La performance [1] a gagné les scènes contemporaines, générant nombre de bouleversements. Les formes spectaculaires qui en résultent modifient les repères traditionnels. Les piliers de ce qui constituait le drame occidental y semblent renversés, depuis la place du texte, celle de l’artiste devenu « acteur-performer », comme celle du jeu dramatique lui-même. Les frontières entre la réalité et la fiction s’en trouvent perverties, ce qui occasionne un « effet réel [2] », celui-ci étant d’ailleurs poussé jusqu’au passage à l’acte. Ces formes performantielles instaurent alors de nouvelles pratiques, faisant sortir « le théâtre de son cadrage habituel » comme le souligne Josette Féral [3]. L’acteur y devient matérialité sensible, individu englué, émiettement d’instants et de singularités. Il est révélateur d’une présence singulière où dominent émotions et investissement immédiat [4], celle d’un sujet limité à son espace le plus éminemment physique. Il est un corps placé au centre du plateau, exposé et souvent mis en danger. Ici plus qu’un corps esthétisé ou normé c’est un corps qui « éprouve » et s’abîme qui nous est donné à voir dans nombre de propositions artistiques.

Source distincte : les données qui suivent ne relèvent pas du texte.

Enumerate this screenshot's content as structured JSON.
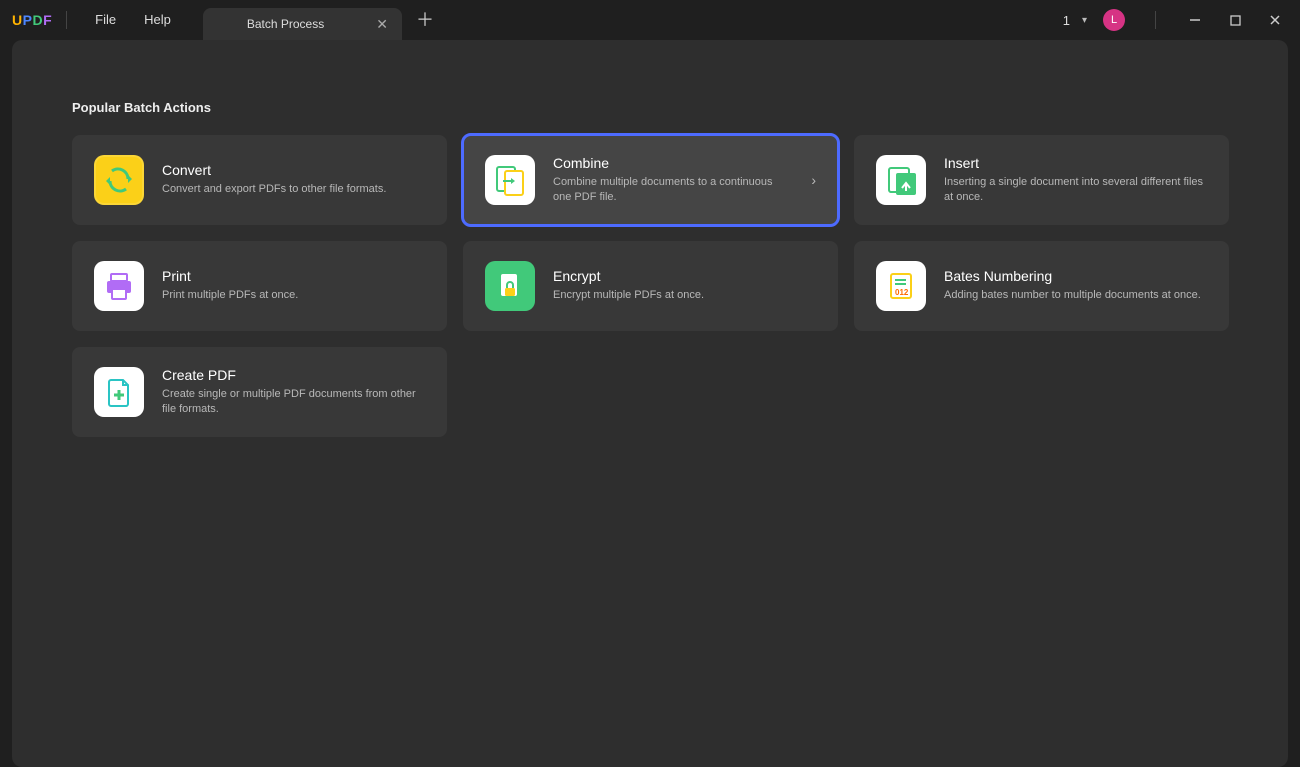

Ce corps des performers se fait médiateur entre l’individu et la société. Tour à tour présenté comme un objet submergé, malmené, attaqué, meurtri, une ascendance de traits bien particuliers le rend emblématique d’une période mêlant outrage et outrance (excès, provocation, défi). Nous effectuerons une analyse panoramique des spectacles, tout en privilégiant, ce même thème devenu dominant aujourd’hui, celui de la violence, son enjeu, sa signification culturelle : manifestations effervescentes, débridées, atteintes physiques, souffrances, autant de brisures et de chocs qui saturent l’espace scénique contemporain. Notre objet est aussi de cerner de telles pratiques performatives en privilégiant l’observation rigoureuse des mouvements, des attitudes et des comportements, la réception des phénomènes, la position du spectateur et non la genèse de l’acte créateur lui-même.

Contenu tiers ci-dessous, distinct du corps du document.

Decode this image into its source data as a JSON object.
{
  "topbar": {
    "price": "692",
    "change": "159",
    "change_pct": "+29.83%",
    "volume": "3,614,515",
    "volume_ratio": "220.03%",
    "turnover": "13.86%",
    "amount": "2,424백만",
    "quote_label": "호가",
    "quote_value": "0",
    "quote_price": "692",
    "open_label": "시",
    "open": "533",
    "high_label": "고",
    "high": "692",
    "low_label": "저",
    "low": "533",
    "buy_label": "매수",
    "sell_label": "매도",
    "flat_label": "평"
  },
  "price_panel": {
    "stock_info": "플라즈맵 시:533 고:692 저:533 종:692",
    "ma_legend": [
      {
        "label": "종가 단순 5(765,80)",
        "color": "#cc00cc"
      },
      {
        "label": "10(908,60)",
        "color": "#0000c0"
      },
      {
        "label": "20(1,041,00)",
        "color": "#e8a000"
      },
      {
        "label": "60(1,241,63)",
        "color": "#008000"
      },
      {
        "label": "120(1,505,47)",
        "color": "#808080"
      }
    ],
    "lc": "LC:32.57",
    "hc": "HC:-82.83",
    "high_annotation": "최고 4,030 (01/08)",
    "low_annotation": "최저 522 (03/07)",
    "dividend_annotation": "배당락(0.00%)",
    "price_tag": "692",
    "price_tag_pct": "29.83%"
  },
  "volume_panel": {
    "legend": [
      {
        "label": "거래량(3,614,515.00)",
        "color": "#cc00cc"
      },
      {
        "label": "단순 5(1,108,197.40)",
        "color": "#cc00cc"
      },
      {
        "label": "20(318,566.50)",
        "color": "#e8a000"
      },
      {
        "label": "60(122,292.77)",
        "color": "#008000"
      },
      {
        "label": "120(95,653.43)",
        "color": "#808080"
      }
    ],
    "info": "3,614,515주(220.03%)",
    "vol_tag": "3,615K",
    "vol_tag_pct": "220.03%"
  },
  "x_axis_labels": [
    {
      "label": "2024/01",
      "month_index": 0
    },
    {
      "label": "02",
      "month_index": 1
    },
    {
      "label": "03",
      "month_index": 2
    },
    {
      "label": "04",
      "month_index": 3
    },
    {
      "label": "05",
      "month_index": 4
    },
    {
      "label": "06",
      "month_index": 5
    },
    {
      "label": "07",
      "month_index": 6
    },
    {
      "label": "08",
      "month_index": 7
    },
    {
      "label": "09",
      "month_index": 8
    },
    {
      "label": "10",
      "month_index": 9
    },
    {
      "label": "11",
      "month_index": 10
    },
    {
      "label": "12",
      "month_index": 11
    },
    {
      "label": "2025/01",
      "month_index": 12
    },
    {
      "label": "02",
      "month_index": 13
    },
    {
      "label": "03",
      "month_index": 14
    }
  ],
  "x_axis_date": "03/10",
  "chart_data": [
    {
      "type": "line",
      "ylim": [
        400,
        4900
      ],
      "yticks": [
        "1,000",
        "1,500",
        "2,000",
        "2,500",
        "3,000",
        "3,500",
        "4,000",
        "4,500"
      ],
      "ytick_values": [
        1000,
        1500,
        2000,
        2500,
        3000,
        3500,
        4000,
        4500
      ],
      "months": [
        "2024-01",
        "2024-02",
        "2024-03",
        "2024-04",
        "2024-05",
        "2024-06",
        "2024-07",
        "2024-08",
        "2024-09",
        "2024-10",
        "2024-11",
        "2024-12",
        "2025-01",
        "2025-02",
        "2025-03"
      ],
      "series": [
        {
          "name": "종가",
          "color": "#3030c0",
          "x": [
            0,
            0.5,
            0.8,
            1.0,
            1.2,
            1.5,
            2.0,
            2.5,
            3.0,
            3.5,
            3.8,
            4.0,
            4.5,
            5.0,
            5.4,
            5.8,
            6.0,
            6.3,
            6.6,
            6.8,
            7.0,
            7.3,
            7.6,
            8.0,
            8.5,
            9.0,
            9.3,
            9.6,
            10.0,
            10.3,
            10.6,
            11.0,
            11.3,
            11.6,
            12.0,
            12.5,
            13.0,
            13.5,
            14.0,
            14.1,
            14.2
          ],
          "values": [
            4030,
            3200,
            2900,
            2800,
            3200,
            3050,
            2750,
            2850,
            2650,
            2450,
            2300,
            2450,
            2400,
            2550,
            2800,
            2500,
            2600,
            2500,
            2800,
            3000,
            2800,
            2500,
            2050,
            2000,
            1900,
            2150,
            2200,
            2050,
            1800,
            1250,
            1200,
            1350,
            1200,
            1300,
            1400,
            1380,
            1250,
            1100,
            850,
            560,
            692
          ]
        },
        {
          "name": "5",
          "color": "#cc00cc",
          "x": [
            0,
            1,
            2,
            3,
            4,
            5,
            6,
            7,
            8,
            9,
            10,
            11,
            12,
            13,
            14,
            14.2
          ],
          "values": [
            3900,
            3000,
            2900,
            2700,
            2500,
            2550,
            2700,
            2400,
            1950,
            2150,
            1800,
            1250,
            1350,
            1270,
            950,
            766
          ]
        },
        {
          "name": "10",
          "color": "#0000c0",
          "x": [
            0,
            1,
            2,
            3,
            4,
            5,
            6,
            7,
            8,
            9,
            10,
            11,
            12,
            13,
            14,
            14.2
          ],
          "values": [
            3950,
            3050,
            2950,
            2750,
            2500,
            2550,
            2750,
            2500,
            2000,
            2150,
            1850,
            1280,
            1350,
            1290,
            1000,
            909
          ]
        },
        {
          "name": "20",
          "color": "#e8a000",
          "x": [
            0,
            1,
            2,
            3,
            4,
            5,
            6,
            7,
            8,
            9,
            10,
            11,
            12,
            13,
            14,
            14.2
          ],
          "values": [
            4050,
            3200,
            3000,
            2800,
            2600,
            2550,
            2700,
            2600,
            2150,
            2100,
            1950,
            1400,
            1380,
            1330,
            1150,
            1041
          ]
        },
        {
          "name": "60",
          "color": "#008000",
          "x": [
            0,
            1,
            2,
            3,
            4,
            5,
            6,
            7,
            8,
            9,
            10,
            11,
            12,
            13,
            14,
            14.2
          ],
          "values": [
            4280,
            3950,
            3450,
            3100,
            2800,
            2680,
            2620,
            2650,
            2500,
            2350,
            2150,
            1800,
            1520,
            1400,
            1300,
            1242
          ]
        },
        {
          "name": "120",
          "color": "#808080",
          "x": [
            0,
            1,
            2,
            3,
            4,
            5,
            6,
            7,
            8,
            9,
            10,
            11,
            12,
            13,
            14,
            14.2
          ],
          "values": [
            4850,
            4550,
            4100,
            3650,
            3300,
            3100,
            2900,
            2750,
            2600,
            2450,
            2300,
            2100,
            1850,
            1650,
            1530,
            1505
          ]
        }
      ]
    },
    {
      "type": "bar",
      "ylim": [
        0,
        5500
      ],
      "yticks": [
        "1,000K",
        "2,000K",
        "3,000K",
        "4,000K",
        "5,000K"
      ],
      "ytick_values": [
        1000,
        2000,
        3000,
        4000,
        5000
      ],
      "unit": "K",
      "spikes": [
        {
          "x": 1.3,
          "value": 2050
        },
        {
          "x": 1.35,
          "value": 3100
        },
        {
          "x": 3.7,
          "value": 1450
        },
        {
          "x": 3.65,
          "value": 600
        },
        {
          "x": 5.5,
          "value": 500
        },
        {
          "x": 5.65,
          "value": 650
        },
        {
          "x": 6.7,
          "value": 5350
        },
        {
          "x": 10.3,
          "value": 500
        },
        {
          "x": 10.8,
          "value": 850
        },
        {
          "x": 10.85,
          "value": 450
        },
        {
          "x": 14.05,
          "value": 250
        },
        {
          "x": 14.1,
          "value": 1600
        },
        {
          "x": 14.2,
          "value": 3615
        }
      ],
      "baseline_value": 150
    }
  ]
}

L’orgie de la tolérance, Jan Fabre.

I. La mise en crise du politique

Sur les scènes contemporaines, la présence du corps prend une configuration particulière, donnant à voir parfois les représentations d’un corps malmené, soumis à un autre ordre. Plus précisément, à travers ce corps soumis du performer/acteur c’est toute une contestation de l’aliénation qui peut être donnée à voir. Or cette aliénation n’est plus présentée comme elle a pu l’être dans les années 1960-1970. C’est ici la société de consommation qui impose son image, ses illusions, ses effets : l’alimentaire, mais aussi les cumuls en tous genres deviennent plus précisément les instruments spectaculaires. Ainsi dans L’Orgie de la tolérance de Jan Fabre (2009), nous est proposé un corps dionysiaque en proie à une course effrénée à quelque quête infinie d’achats. Le principe de plaisir semble être l’objet d’un au rendez-vous indéfini, sollicité par le recours cumulatif à des produits en tous genres. Ici plus de remise en cause de type social, comme pour les avant-gardes historiques, un déplacement s’est opéré : si le plaisir semble à la mode, il est trompeur et aliène en réalité. Ce plaisir devient même insidieusement souffrance. On s’identifie alors aux chariots où s’amoncèlent des marchandises : « …on pourrait acheter à en crever… [5] ». Principe de consommation poussé à l’extrême : l’individu engendre la consommation à l’infini, l’enfantant, même. Le corps y devient lieu de passage, secrétant le débordement. Trois femmes, qui sont éclairées frontalement, accouchent dans la douleur de boissons, de produits de vaisselle, de cacahuètes et d’autres objets de consommation, accroupies dans des caddies [6]. Ainsi, ce qui est consommé est produit par le corps. Avec cet engendrement d’objets de consommation, l’espace devient métaphore d’un trop plein qui renvoie à un vide, autant d’ailleurs qu’à une souffrance aussi présente que mal perçue.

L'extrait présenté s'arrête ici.